Article by Abigail Koch.
Stacey Newham, AOBIS Underwriter, responses in orange.
It’s renovating season, but it’s not always smooth sailing, capital gains and higher rents for investors.
One of the most common oversights that renovators make is to assume that their home and contents cover is adequate enough for their property in any circumstance, when it just isn’t the case.
We advise that home renovators understand what is and isn’t covered in their home and contents cover, to ensure they are prepared in the event of any on-site mishaps.
Surprisingly, in most cases there are two types of policies needed to adequately cover any risks in your renovation: your own home and contents cover, and cover taken out by the builder. If you are the builder, you will need to take out builders’ cover in addition to home and contents cover.
Here are the 10 most surprising financial risks to renovators.
1. Your renovation might not be covered if you don’t notify your insurer. In the case of some policies, if something goes wrong during your renovation you might not be able to make a claim if you haven’t informed your insurer about a renovation taking place. Some policies require you to list any building works as an added extra.
2. Some policies will lapse if a home is vacated for longer than a specific period. Thinking of vacating while renovating? Maybe think again. I advise homeowners to check their policies first to see if this might be the case. Some policies might lapse if homeowners vacate for more than 60 days.
3. Claims over $50,000 are not usually covered. The majority of home and contents policies do not cover homeowners for claims that occur during renovations over a set amount, often $50,000. Renovations over $50,000 will categorise homes as building sites. Over this value, homeowners’ legal liability cover – which protects them against claims for injuries on the property – could also be compromised. For the Owner Builder-when renovating ,we have construction and public liability product to cover the renovation, existing home and a contents option.
4. Limited cover for damage to building materials from unexpected events. Damage to building materials by listed events determined by the insurer can include break-ins, fires, earthquakes and accidental damage. These types of damages are covered, but often only up to a maximum of $5,000. I recommend homeowners seek the cover that offers the highest payout for such events. For Homeowners who are using a registered builder to renovate – we have a joint policy that covers the builders work, the existing home and contents.
5. Most policies won’t cover homeowners undertaking renovations. If homeowners are undertaking any part of the renovation themselves, or co-ordinating as a project manager, they may need builders’ insurance on top of their home and contents cover. For Home Owners who are using a registered builder to renovate – we have a joint policy that covers the builders work,the existing home and contents. And if they are owner building when renovating, we have construction and public liability product to cover the renovation, existing home and a contents option.
6. New owners of a renovated home can make a claim against the previous owner. Homeowners selling a home they recently built or renovated may need Owner Builder Warranty insurance to protect themselves against potential claims made by the new owner if they discover defects in the work carried out. If they are selling – we have available for all mainland states, Owner Builder Warranty.

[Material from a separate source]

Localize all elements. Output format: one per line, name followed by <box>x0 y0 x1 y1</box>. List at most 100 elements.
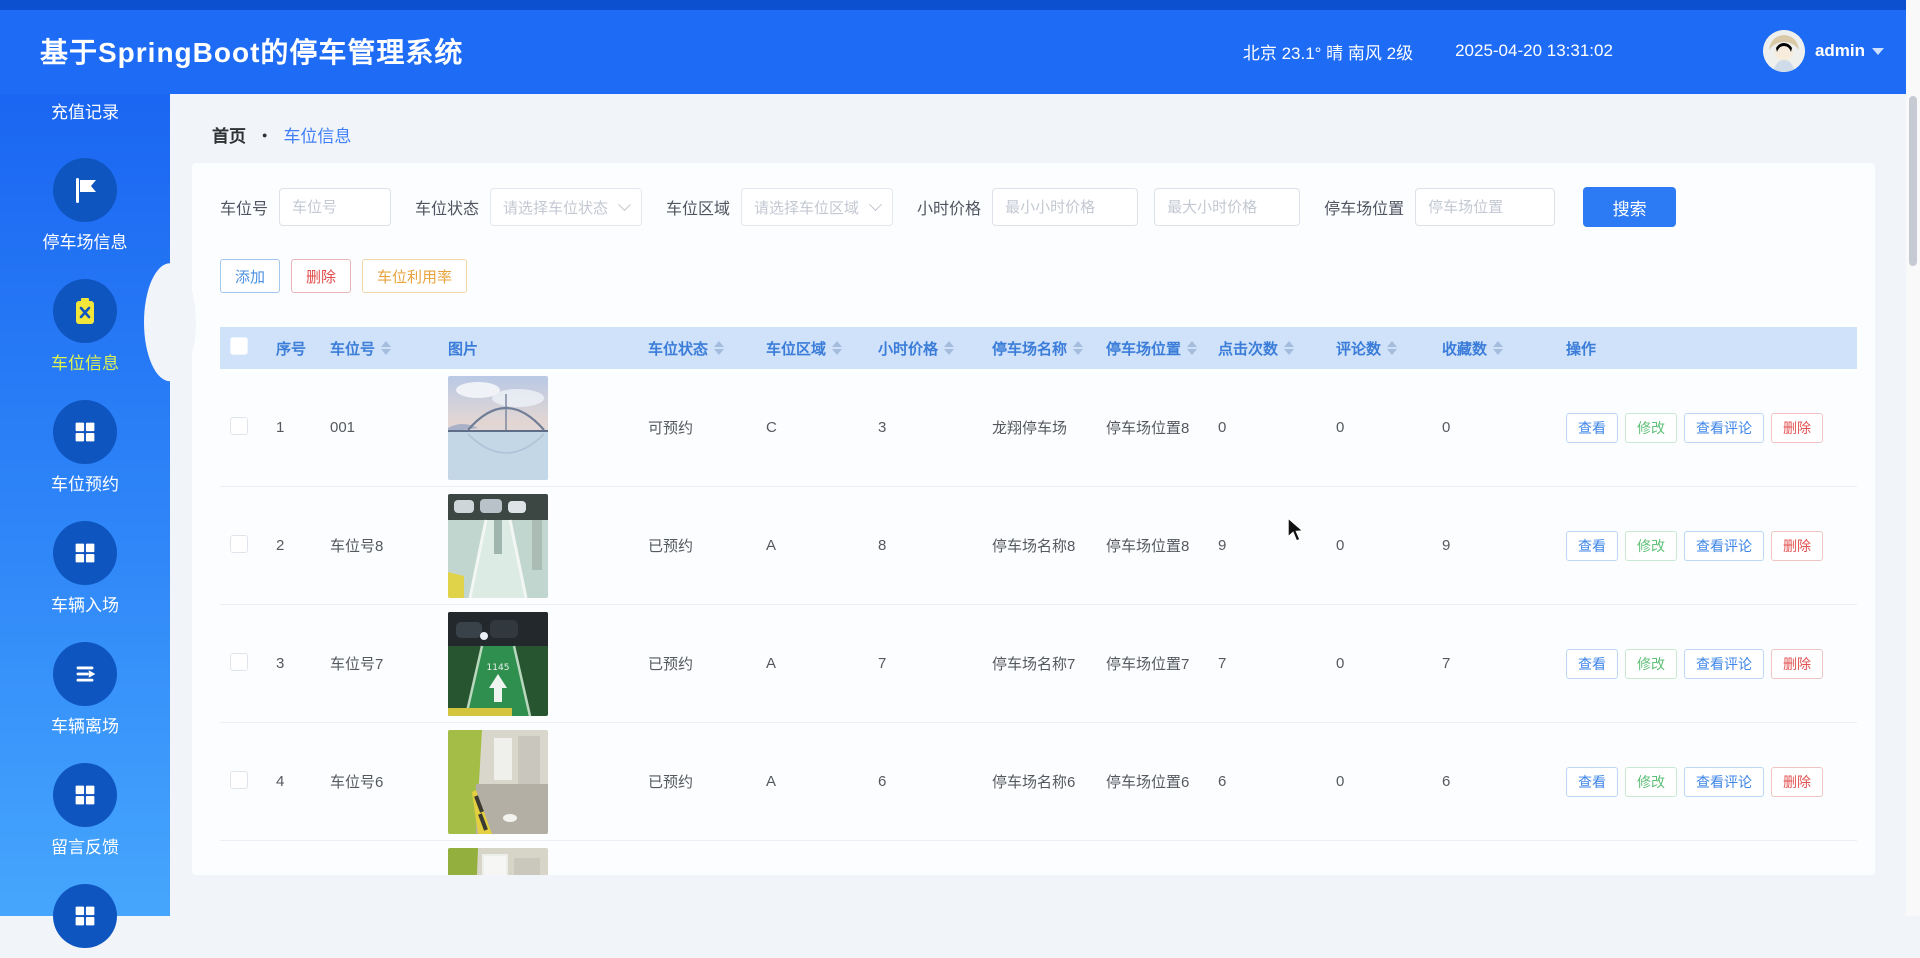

7. Homeowners aren’t covered against incomplete or defective work if their builder hasn’t insured the project. Not many homeowners know that it’s compulsory for builders to have their own builders insurance if the residential work is over $12,000. This protects the homeowner if the builders don’t complete their work or the renovations they have done are defective; therefore homeowners must check their builder’s policy is up to date.
8. Limited or no cover for repairs to inherent works. Most policies exclude the builder’s cost to repair faulty work when the defect has been caused by previous faulty workmanship, or materials. Some insurance policies will not cover any of the costs to correct a defect, and any of the damage caused by it. Other policies provide limited defects cover, where the defect is excluded, but the resulting damage arising from faulty workmanship is insured. Homeowners must therefore read their policy to check what is covered.
9. Homeowners aren’t covered if work is abandoned after 30 days. A builder’s insurance policy might not accept claims for any damage arising out of abandonment of the renovation work exceeding 30 consecutive days, which could leave some owners in a sticky situation. I would advise homeowners check their policy fully covers them for renovation costs or look for another policy that will.
10. The policy is affected if the value of the home changes. Once the home renovation is complete, homeowners will need to revise their home and contents cover to ensure it reflects the new value of the home, which will have changed – hopefully for the better.
The best thing you can do to remove all doubt about your home and contents cover is to check your policy documents and contact your insurer directly, as policies can differ.